The settlement of Banchory-Ternan, or Banchory as it is known today, began to grow in the fifth to sixth century AD when a Christian College was founded by St Ternan on the banks of the River Dee close to the present day graveyard. St Ternan was a pict who converted to Christianity and travelled Europe before founding the college or "Banchor". Here he taught both religion and the latest farming techniques learnt on his travels. Remains of Celtic foundations can be seen in a number of carved stones close by the old graveyard.
The importance of the college can be gauged by the number of saints who have a connection with the area - St Machar; St Arnaud; St Duthac; St Nathalan; St Erchard; St Nidan; St Devenick and St Congol.

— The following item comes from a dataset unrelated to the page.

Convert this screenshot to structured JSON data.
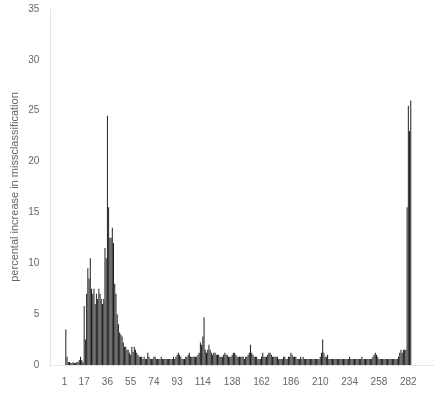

The relics were lost after the Reformation but were recorded as being St Ternan's bell (ronnecht), his copy of the gospels kept in a gold and silver box (cumdach) and his scalp or tonsure where he would have been anointed and blessed as a missionary. A bell, discovered when the Deeside Railway was being constructed in the nineteenth century in the Bellfield park, is thought to be similar to a Saint's bell or "Ronnecht" and can be seen in the East Church.
On the 12th of June each year a Fair was held in the Saint's honour. This was particularly popular in medieval times as it was one of the few holidays that workers enjoyed. They paraded St Ternan's relics around the church. The market cross, which originally stood on the site of the annual fairground, now stands in the grounds of the East Church. Banchory continues to hold St Ternan's Fair in early June each year to commemorate St Ternan.
In the medieval period there were many struggles between local warlords who operated from the tower houses located on river banks at Strachan, Tilquhilie, Durris, Cluny-Crighton and Banchory. The area also found itself in the midst of national battles including Macbeth at Lumphanan and Mary Queen of Scots at Corrichie.